Un commerce brûlé par des colons israéliens à Al-Funduq, en Cisjordanie occupée, le 21 janvier 2025. (QAIS OMAR DARWESH OMAR / ANADOLU / AFP)

Depuis les attentats du 7 octobre en Israël, "on assiste à une explosion des actes de violence des colons en Cisjordanie", relève Thomas Vescovi. Selon Shai Parnes, ces Israéliens sont "souvent accompagnés par l'armée" lors de leurs expéditions violentes dans les villages palestiniens. "Les soldats les laissent faire sans intervenir", assure l'humanitaire.

"Les attaques des colons sont une forme officieuse de violence menée par l'Etat hébreu."

Shai Parnes, porte-parole de B'Tselem

à franceinfo

Pour Haaretz, ces violences sont perpétrées par des "terroristes juifs", désormais "encouragés" par la levée des sanctions américaines. "Les incidents d'Al-Funduq sont un avant-goût de ce qui risque de se produire sous [la gouvernance] (...) d'un Premier ministre qui cherche uniquement à préserver sa coalition gouvernementale", alerte le quotidien israélien.

"Alors qu'il avait réussi à redorer son image avec les morts des leaders du Hamas, Ismaïl Haniyeh et Yahya Sinouar, et de celui du Hezbollah, Hassan Nasrallah, Benyamin Nétanyahou est de nouveau en difficulté dans les sondages", confirme Thomas Vescovi. Or le Premier ministre joue sa survie politique sur sa gestion de l'après 7-Octobre. Après le départ du gouvernement d'un des partis suprémacistes israéliens, opposé à la trêve à Gaza, "Benyamin Nétanyahou a tout intérêt à resserrer les liens avec l'extrême droite", insiste le chercheur.

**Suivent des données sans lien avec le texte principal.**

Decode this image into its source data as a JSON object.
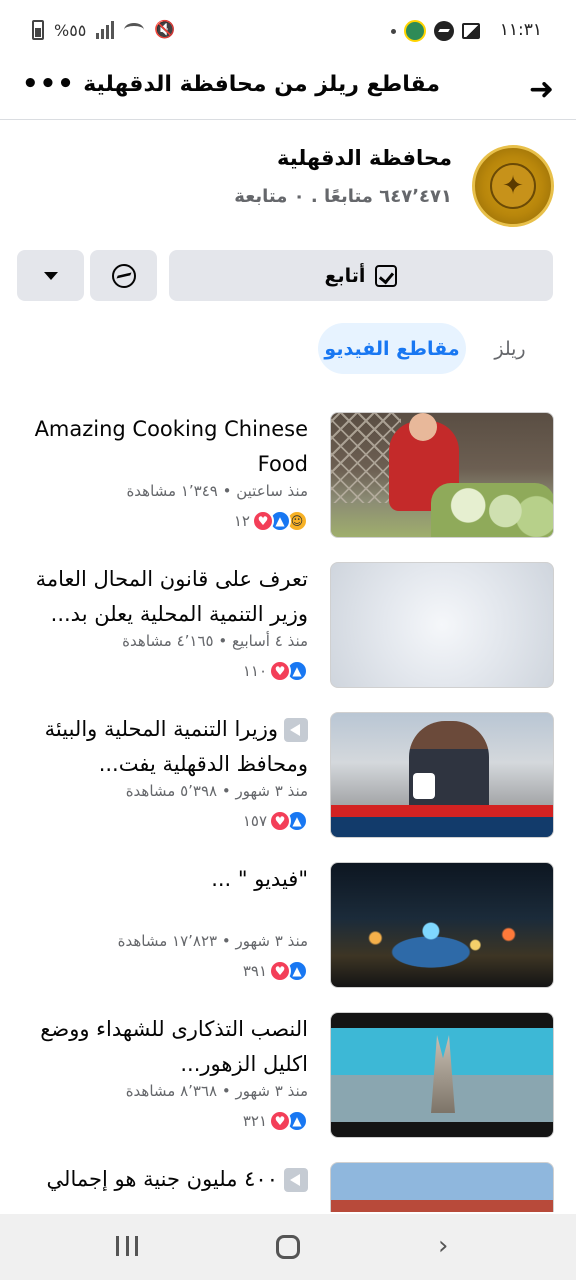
{
  "status_bar": {
    "time": "١١:٣١",
    "battery": "%٥٥"
  },
  "header": {
    "title": "مقاطع ريلز من محافظة الدقهلية",
    "back_icon": "arrow-icon",
    "more_icon": "more-dots-icon"
  },
  "profile": {
    "name": "محافظة الدقهلية",
    "stats": "٦٤٧٬٤٧١ متابعًا . ٠ متابعة"
  },
  "actions": {
    "follow_label": "أتابع"
  },
  "tabs": {
    "videos": "مقاطع الفيديو",
    "reels": "ريلز"
  },
  "videos": [
    {
      "title": "Amazing Cooking Chinese Food",
      "meta": "منذ ساعتين • ١٬٣٤٩ مشاهدة",
      "reactions_count": "١٢",
      "reactions": [
        "haha",
        "like",
        "love"
      ]
    },
    {
      "title": "تعرف على قانون المحال العامة وزير التنمية المحلية يعلن بد...",
      "meta": "منذ ٤ أسابيع • ٤٬١٦٥ مشاهدة",
      "reactions_count": "١١٠",
      "reactions": [
        "like",
        "love"
      ]
    },
    {
      "title": "وزيرا التنمية المحلية والبيئة ومحافظ الدقهلية يفت...",
      "meta": "منذ ٣ شهور • ٥٬٣٩٨ مشاهدة",
      "reactions_count": "١٥٧",
      "reactions": [
        "like",
        "love"
      ]
    },
    {
      "title": "\"فيديو \" ...",
      "meta": "منذ ٣ شهور • ١٧٬٨٢٣ مشاهدة",
      "reactions_count": "٣٩١",
      "reactions": [
        "like",
        "love"
      ]
    },
    {
      "title": "النصب التذكارى للشهداء ووضع اكليل الزهور...",
      "meta": "منذ ٣ شهور • ٨٬٣٦٨ مشاهدة",
      "reactions_count": "٣٢١",
      "reactions": [
        "like",
        "love"
      ]
    },
    {
      "title": "٤٠٠ مليون جنية هو إجمالي",
      "meta": "",
      "reactions_count": "",
      "reactions": []
    }
  ],
  "colors": {
    "accent": "#1877f2",
    "tab_active_bg": "#e7f3ff",
    "button_bg": "#e4e6eb",
    "secondary_text": "#65676b"
  }
}
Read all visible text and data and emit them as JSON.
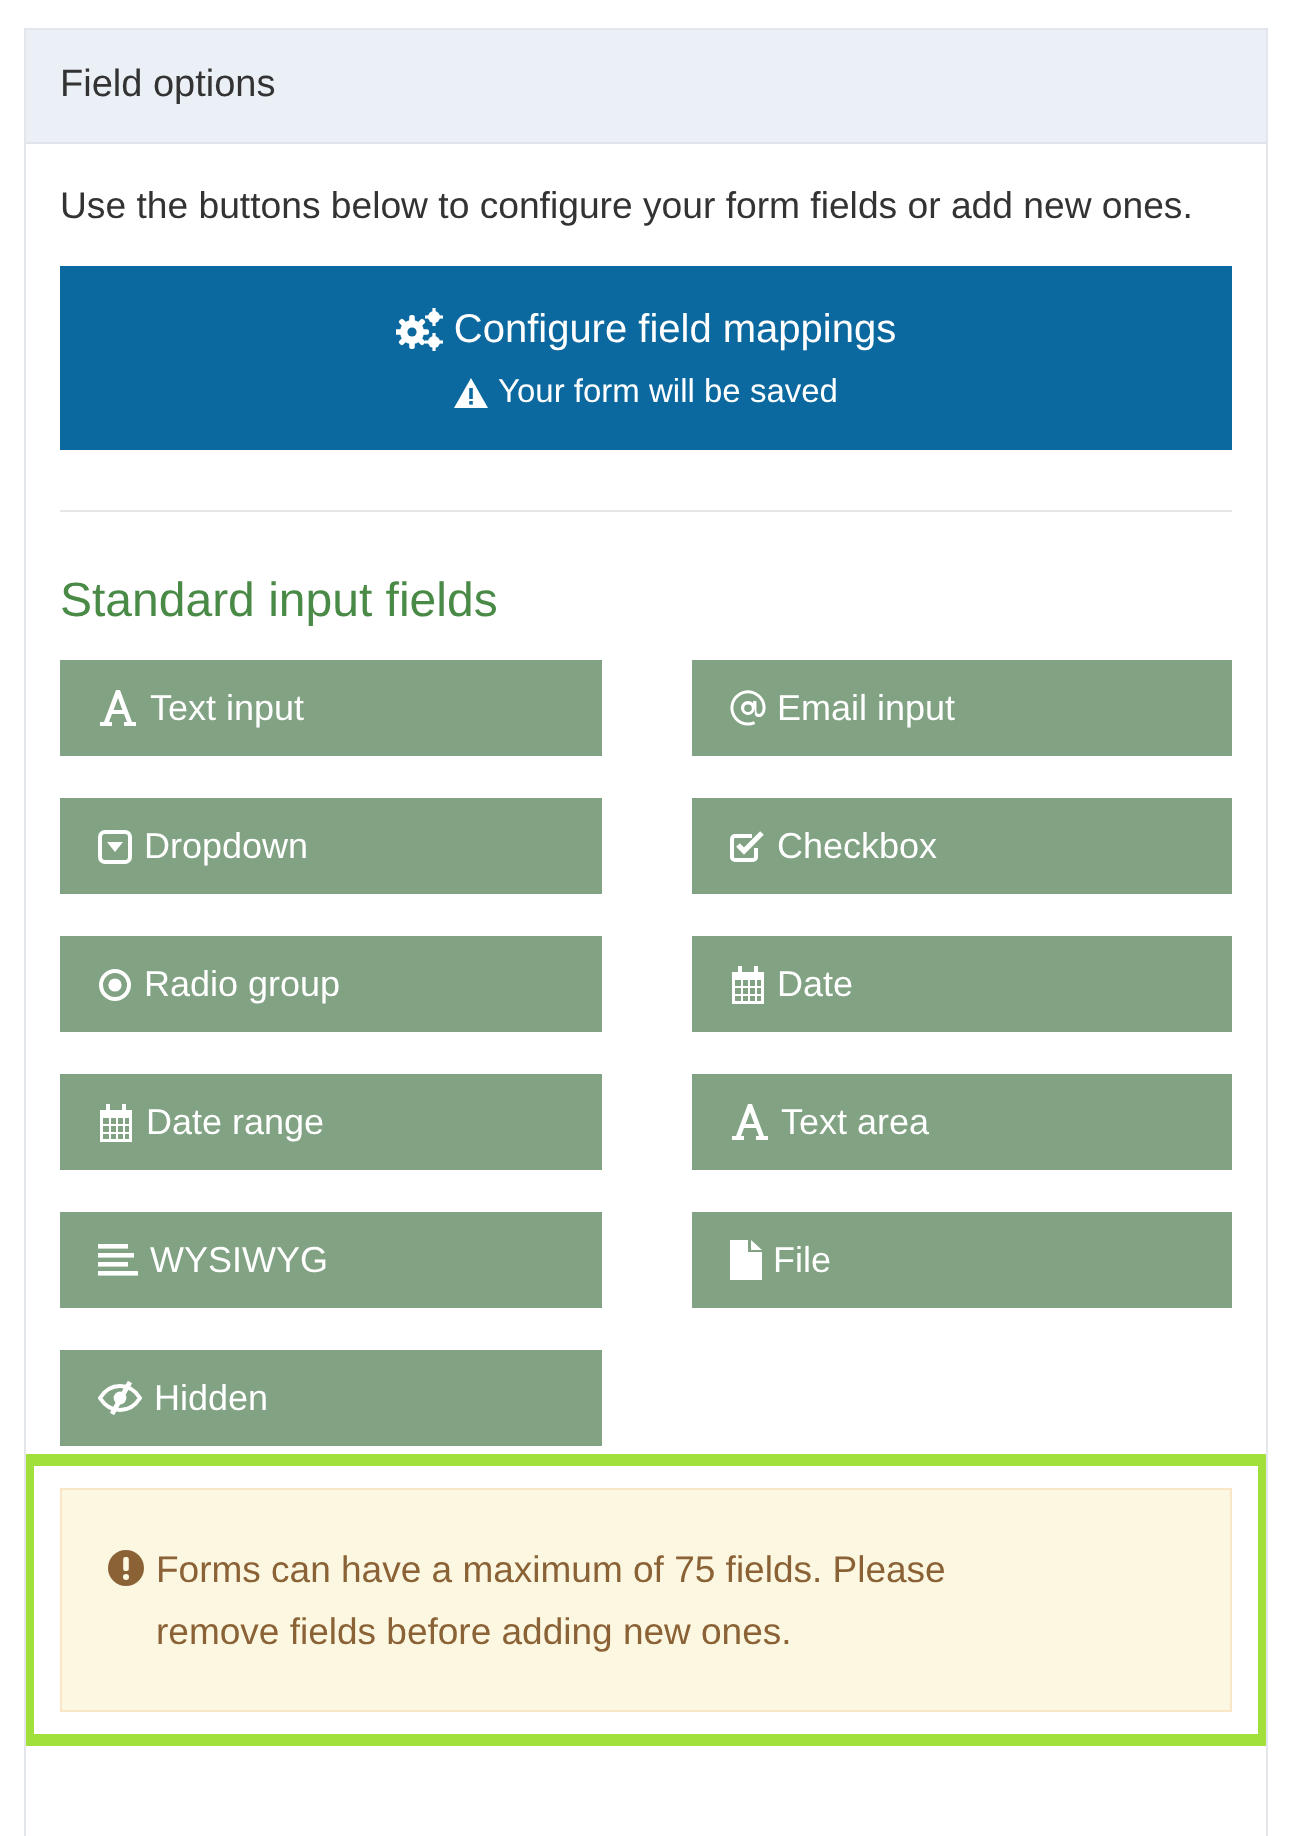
{
  "panel": {
    "title": "Field options"
  },
  "intro": "Use the buttons below to configure your form fields or add new ones.",
  "configure_button": {
    "label": "Configure field mappings",
    "note": "Your form will be saved"
  },
  "section_title": "Standard input fields",
  "field_buttons": [
    {
      "label": "Text input",
      "kind": "text"
    },
    {
      "label": "Email input",
      "kind": "email"
    },
    {
      "label": "Dropdown",
      "kind": "dropdown"
    },
    {
      "label": "Checkbox",
      "kind": "checkbox"
    },
    {
      "label": "Radio group",
      "kind": "radio"
    },
    {
      "label": "Date",
      "kind": "date"
    },
    {
      "label": "Date range",
      "kind": "date"
    },
    {
      "label": "Text area",
      "kind": "text"
    },
    {
      "label": "WYSIWYG",
      "kind": "wysiwyg"
    },
    {
      "label": "File",
      "kind": "file"
    },
    {
      "label": "Hidden",
      "kind": "hidden"
    }
  ],
  "alert": {
    "text": "Forms can have a maximum of 75 fields. Please remove fields before adding new ones.",
    "highlighted": true
  }
}
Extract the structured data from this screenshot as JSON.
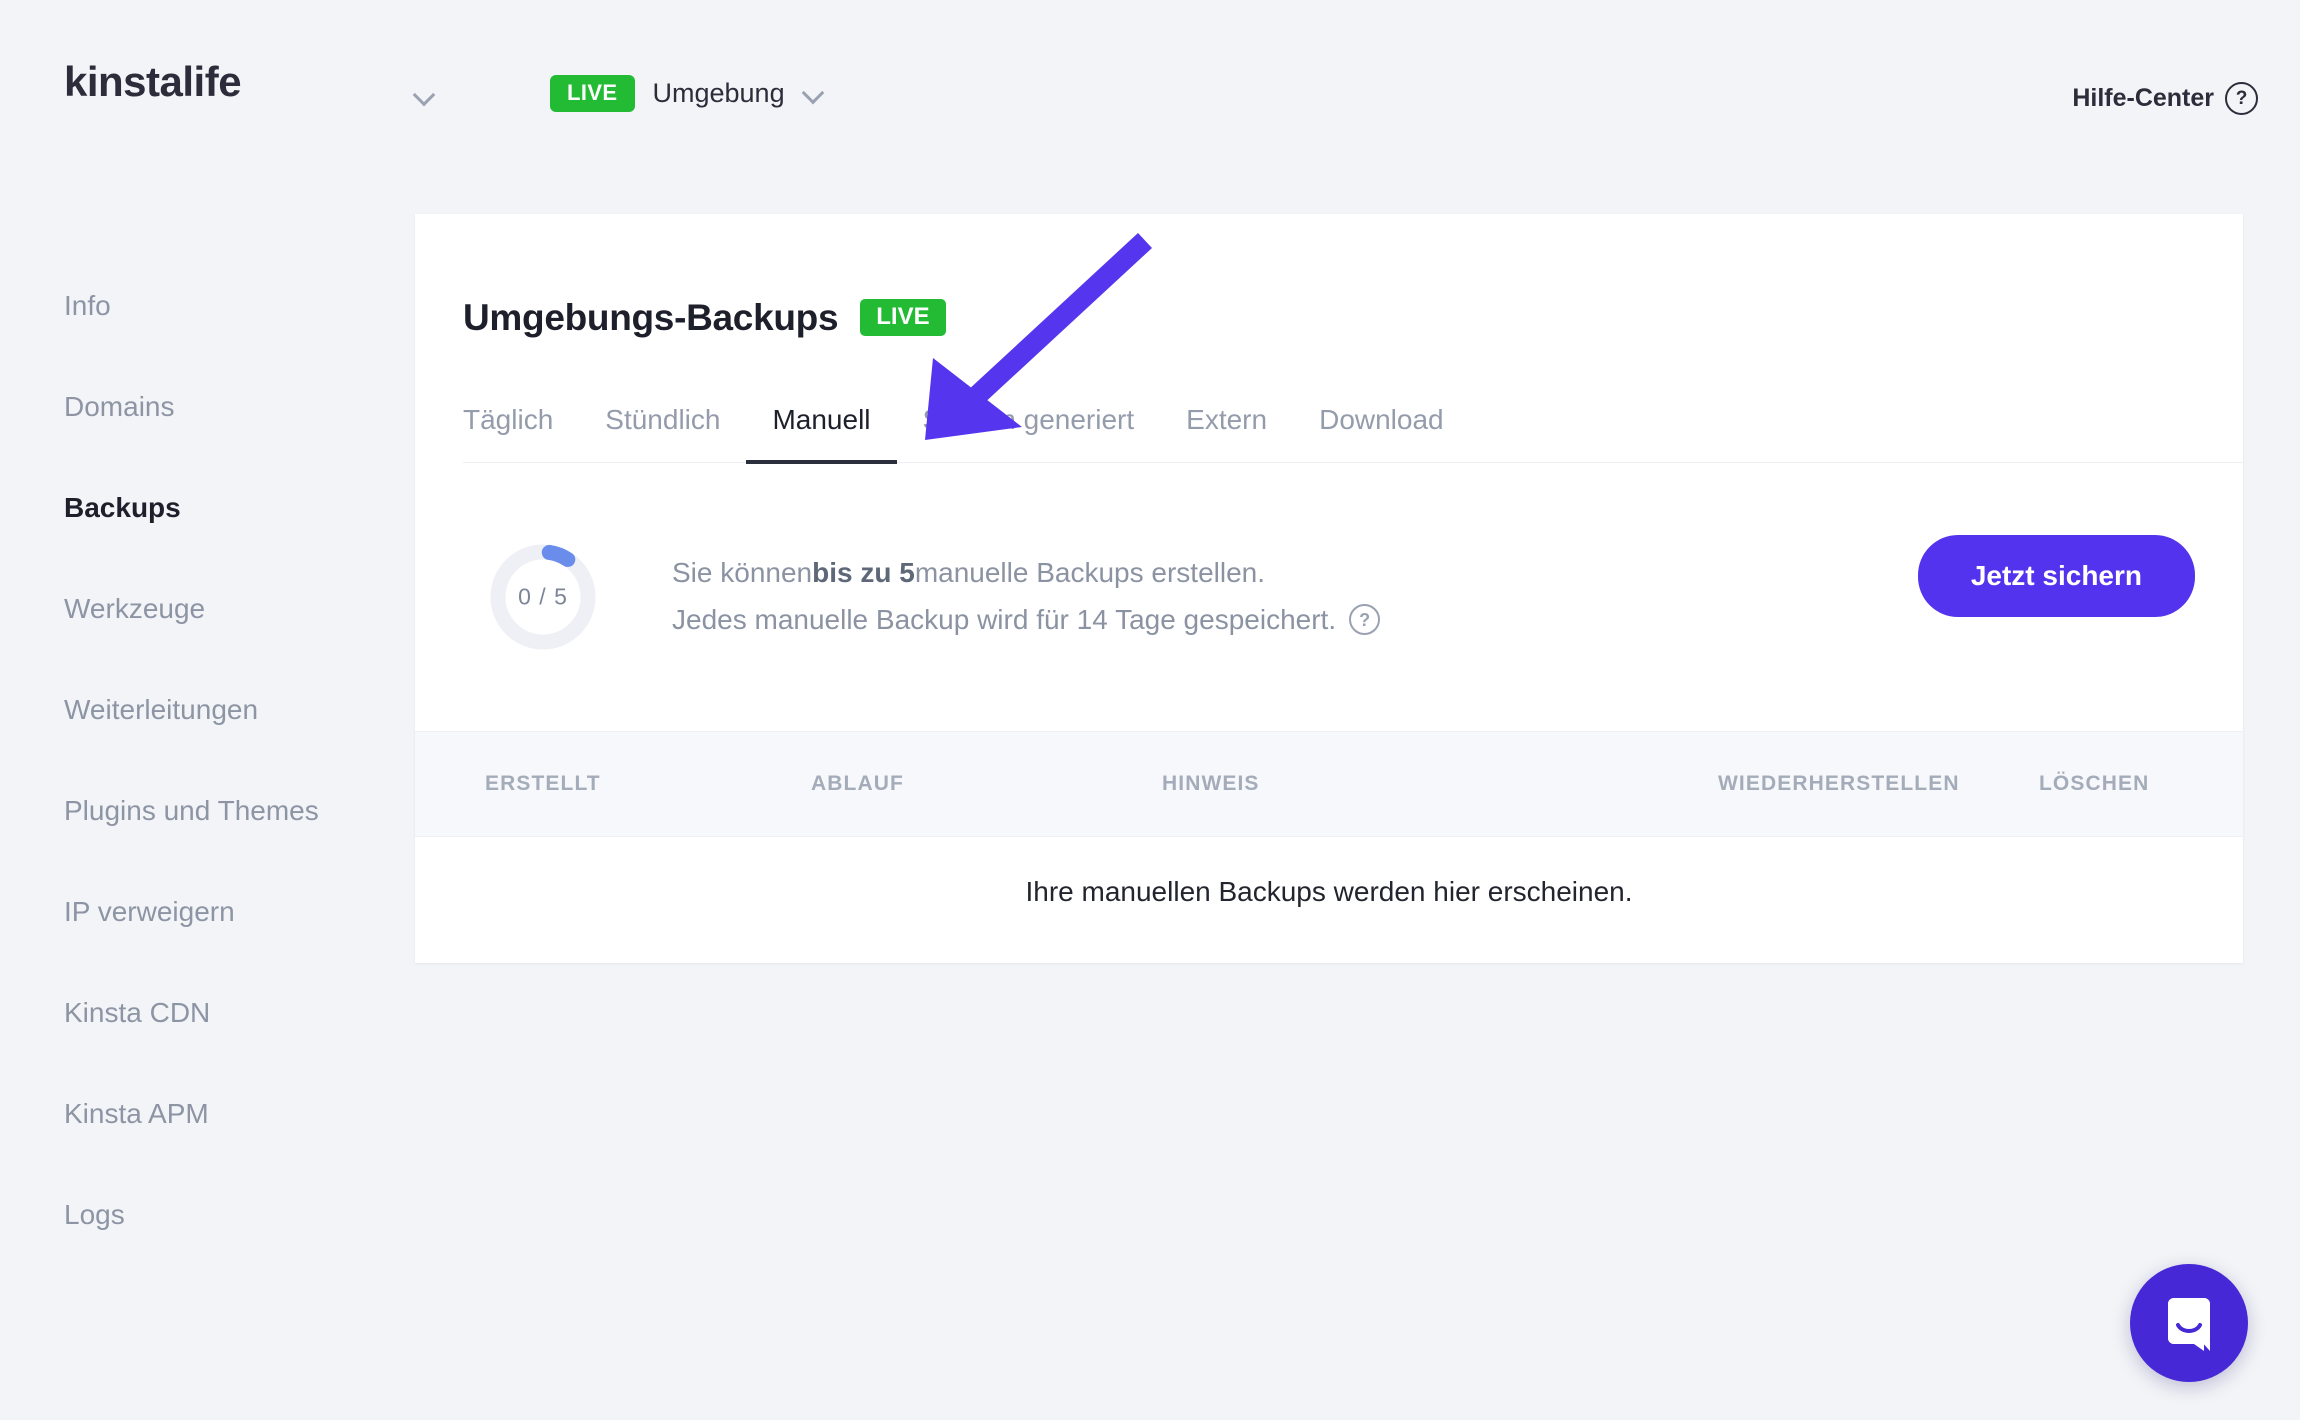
{
  "header": {
    "brand": "kinstalife",
    "brand_chevron_icon": "chevron-down-icon",
    "env_badge": "LIVE",
    "env_label": "Umgebung",
    "env_chevron_icon": "chevron-down-icon",
    "help_center": "Hilfe-Center",
    "help_icon_glyph": "?"
  },
  "sidebar": {
    "items": [
      {
        "label": "Info",
        "active": false
      },
      {
        "label": "Domains",
        "active": false
      },
      {
        "label": "Backups",
        "active": true
      },
      {
        "label": "Werkzeuge",
        "active": false
      },
      {
        "label": "Weiterleitungen",
        "active": false
      },
      {
        "label": "Plugins und Themes",
        "active": false
      },
      {
        "label": "IP verweigern",
        "active": false
      },
      {
        "label": "Kinsta CDN",
        "active": false
      },
      {
        "label": "Kinsta APM",
        "active": false
      },
      {
        "label": "Logs",
        "active": false
      }
    ]
  },
  "card": {
    "title": "Umgebungs-Backups",
    "badge": "LIVE",
    "tabs": [
      {
        "label": "Täglich",
        "active": false
      },
      {
        "label": "Stündlich",
        "active": false
      },
      {
        "label": "Manuell",
        "active": true
      },
      {
        "label": "System generiert",
        "active": false
      },
      {
        "label": "Extern",
        "active": false
      },
      {
        "label": "Download",
        "active": false
      }
    ],
    "quota": {
      "ring_label": "0 / 5",
      "used": 0,
      "total": 5,
      "percent": 7,
      "track_color": "#eef0f5",
      "arc_color": "#6a8ceb"
    },
    "info_line_1_a": "Sie können ",
    "info_line_1_b": "bis zu 5",
    "info_line_1_c": " manuelle Backups erstellen.",
    "info_line_2": "Jedes manuelle Backup wird für 14 Tage gespeichert.",
    "info_help_icon_glyph": "?",
    "primary_button": "Jetzt sichern",
    "primary_button_color": "#5333ed",
    "table": {
      "columns": [
        "ERSTELLT",
        "ABLAUF",
        "HINWEIS",
        "WIEDERHERSTELLEN",
        "LÖSCHEN"
      ],
      "rows": [],
      "empty_message": "Ihre manuellen Backups werden hier erscheinen."
    }
  },
  "annotation": {
    "arrow_color": "#5635ef",
    "points_to": "Manuell"
  },
  "intercom": {
    "icon": "chat-bubble-icon",
    "color": "#4628d6"
  }
}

"Israël n'arrête pas son offensive, il la déplace"

La nouvelle opération en Cisjordanie permettrait ainsi de donner des gages aux ultranationalistes. Mardi, le ministre d'extrême droite Bezalel Smotrich a déclaré que la "sécurité" dans le territoire palestinien avait été ajoutée aux "buts de guerre" israéliens, rapporte la chaîne américaine CNN. "Après Gaza et le Liban, (...) nous avons commencé aujourd'hui à faire évoluer notre approche de la sécurité en [Cisjordanie] et de l'éradication du terrorisme dans la région", a précisé le suprémaciste juif.

Des Palestiniens inspectent une maison détruite lors d'un raid israélien à Jénine, en Cisjordanie occupée, le 23 janvier 2025. (ISSAM RIMAWI / ANADOLU / AFP)

Au point de faire craindre à certains experts une accélération de la colonisation, voire une annexion de la Cisjordanie, avec l'aval de Washington. "Ce qui se passe depuis dimanche n'est que la suite de la politique du gouvernement israélien : tenter de coloniser un maximum de terres, d'en chasser les Palestiniens, de rendre misérables ceux qui restent", s'emporte Shai Parnes. Le contrôle exercé par Tel-Aviv sur la bande de Gaza, soumise à un blocus depuis 2007, et en Cisjordanie, occupée par l'armée depuis 1967, "revient déjà, de fait, à avoir un seul Etat hébreu de la rivière à la mer", s'insurge l'humanitaire, en référence au slogan notamment utilisé par les ultranationalistes pour désigner les territoires s'étendant du fleuve Jourdain à la Méditerranée.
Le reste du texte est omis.